The naive solution is dynamic programming. It guarantees to find the best solution. Let f(i), 0<=i<=n, be the size of the maximal subset up to interval [x_i,y_i). We have equation (this is latex):
f(i)=\max_{0<=j<i}{f(j)+d(i,j)}
where d(i,j)=1 if and only if [x_i,y_i) and [x_j,y_j) have no overlaps; otherwise d(i,j) takes zero. You can iteratively compute f(i), starting from f(0)=0. f(n) gives the size of the maximal subset. To get the actual subset, you need to keep a separate array s(i)=\argmax_{0<=j<i}{f(j)+d(i,j)}. You then need to backtrack to get the 'path'.

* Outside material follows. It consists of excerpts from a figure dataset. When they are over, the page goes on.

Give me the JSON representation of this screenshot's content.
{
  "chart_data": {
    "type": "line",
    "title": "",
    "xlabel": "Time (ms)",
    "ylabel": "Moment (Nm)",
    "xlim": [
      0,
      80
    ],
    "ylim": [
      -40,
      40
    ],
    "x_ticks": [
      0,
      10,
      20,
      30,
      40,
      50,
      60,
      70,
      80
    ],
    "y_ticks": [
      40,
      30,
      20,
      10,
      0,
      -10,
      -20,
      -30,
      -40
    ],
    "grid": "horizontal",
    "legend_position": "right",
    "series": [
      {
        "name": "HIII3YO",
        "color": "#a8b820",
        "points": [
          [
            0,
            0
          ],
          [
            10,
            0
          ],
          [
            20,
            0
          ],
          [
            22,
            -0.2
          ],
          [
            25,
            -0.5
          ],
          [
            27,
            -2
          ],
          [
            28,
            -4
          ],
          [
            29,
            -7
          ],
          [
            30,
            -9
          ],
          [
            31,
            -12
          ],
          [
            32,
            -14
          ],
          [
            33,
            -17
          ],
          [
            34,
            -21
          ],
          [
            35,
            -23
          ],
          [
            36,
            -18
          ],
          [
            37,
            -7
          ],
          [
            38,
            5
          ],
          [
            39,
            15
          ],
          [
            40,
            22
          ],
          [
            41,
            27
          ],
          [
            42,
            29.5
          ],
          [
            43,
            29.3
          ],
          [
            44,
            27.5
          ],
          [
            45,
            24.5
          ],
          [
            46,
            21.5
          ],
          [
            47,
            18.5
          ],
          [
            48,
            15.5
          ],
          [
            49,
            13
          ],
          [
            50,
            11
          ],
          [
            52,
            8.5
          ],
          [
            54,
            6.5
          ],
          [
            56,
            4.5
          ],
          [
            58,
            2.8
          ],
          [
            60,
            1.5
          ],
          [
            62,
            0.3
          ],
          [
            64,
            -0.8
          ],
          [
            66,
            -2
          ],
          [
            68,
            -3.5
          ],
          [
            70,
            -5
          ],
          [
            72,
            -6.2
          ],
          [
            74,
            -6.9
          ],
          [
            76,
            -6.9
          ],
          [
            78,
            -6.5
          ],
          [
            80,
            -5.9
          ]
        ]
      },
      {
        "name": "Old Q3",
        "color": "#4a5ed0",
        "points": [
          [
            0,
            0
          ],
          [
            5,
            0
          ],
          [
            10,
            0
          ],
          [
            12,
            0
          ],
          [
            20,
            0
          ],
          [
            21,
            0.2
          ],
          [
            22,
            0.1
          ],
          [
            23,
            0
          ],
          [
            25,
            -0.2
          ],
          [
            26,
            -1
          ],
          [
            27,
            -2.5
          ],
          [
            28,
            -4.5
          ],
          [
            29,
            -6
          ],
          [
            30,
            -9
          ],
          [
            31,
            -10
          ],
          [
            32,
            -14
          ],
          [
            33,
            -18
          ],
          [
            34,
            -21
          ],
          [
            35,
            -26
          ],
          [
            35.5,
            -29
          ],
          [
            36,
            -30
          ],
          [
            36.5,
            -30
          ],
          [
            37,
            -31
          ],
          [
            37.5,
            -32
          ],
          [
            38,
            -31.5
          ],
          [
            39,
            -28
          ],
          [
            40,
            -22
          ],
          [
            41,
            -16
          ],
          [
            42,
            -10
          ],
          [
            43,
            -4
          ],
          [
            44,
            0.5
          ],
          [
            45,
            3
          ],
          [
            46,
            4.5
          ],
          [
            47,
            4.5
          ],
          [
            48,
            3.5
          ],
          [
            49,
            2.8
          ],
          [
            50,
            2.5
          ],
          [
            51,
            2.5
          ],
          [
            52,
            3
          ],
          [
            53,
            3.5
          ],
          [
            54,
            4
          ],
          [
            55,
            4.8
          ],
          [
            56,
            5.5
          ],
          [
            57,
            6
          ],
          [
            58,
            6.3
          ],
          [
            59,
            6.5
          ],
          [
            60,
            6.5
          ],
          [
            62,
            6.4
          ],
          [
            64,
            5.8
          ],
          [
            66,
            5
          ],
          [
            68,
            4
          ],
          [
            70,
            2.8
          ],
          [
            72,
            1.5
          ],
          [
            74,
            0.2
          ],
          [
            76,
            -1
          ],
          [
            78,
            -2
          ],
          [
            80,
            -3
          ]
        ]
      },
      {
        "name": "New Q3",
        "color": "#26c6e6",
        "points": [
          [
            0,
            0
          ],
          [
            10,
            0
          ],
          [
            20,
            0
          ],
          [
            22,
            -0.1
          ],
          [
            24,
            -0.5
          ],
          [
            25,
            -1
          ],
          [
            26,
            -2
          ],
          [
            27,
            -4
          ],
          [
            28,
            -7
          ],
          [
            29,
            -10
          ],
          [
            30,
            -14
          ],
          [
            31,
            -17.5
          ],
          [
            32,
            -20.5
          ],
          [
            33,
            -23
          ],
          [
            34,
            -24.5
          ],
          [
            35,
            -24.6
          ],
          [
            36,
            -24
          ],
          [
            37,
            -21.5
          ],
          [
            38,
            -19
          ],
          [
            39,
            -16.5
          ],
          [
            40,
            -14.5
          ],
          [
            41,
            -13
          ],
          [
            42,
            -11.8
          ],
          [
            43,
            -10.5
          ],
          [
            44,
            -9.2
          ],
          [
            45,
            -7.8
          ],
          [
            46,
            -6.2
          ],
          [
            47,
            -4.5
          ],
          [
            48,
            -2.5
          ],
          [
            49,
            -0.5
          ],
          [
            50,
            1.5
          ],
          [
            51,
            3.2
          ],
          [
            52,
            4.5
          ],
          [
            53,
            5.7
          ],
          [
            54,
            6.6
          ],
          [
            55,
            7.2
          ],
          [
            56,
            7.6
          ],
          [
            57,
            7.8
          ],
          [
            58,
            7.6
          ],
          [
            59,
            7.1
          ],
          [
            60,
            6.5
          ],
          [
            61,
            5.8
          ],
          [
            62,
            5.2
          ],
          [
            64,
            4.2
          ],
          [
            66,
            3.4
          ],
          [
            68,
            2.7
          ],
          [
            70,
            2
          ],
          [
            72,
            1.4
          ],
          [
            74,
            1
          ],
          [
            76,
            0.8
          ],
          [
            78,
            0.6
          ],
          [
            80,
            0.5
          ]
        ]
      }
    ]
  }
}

This is an O(n^2) algorithm: you need to compute each f(i) and for each f(i) you need i number of tests. I think there should be a O(nlogn) algorithm, but I am not so sure.
EDIT: an implementation in Lua:
function find_max(list)
local ret, f, b = {}, {}, {}
f[0], b[0] = 0, 0
table.sort(list, function(a,b) return a[1]<b[1] end)
-- dynamic programming
for i, x in ipairs(list) do
local max, max_j = 0, -1
x = list[i]
for j = 0, i - 1 do
local e = j > 0 and list[j][2] or 0
local score = e <= x[1] and 1 or 0
if f[j] + score > max then
max, max_j = f[j] + score, j
end
end
f[i], b[i] = max, max_j
end
-- backtrack
local max, max_i = 0, -1
for i = 1, #list do
if f[i] > max then -- don't use >= here
max, max_i = f[i], i
end
end
local i, ret = max_i, {}
while true do
table.insert(ret, list[i])
i = b[i]
if i == 0 then break end
end
return ret
end
local l = find_max({{1,2}, {4,7}, {3,5}, {8,11}, {9,12}})
for _, x in ipairs(l) do
print(x[1], x[2])
end
The name of this problem is bin packing, it is usually considered as a hard problem but can be computed reasonably well for small number of bins.
Here is a video explaining common approaches to this problem
EDIT : By hard problem, I mean that some kind of brute force has to be employed. You will have to evaluate a lot of solutions and reject most of them, so usually you need some kind of evaluation mechanism. You need to be able to compare solution, such as "This solution packs 4 rectangles with area of 15" is better than "This solution packs 3 rectangles with area of 16".
I can't think of a shortcut, so you may have to enumerate the power set in descending order of size and stop on the first match.
The straightforward way to do this is to enumerate combinations of decreasing size. You could do something like this in C++11:
template <typename I>
std::set<Span> find_largest_non_overlapping_subset(I start, I finish) {
std::set<Span> result;
for (size_t n = std::distance(start, finish); n-- && result.empty();) {
enumerate_combinations(start, finish, n, [&](I begin, I end) {
if (!has_overlaps(begin, end)) {
result.insert(begin, end);
return false;
}
return true;
});
}
return result;
}
The implementation of enumerate_combination is left as an exercise. I assume you already have has_overlap.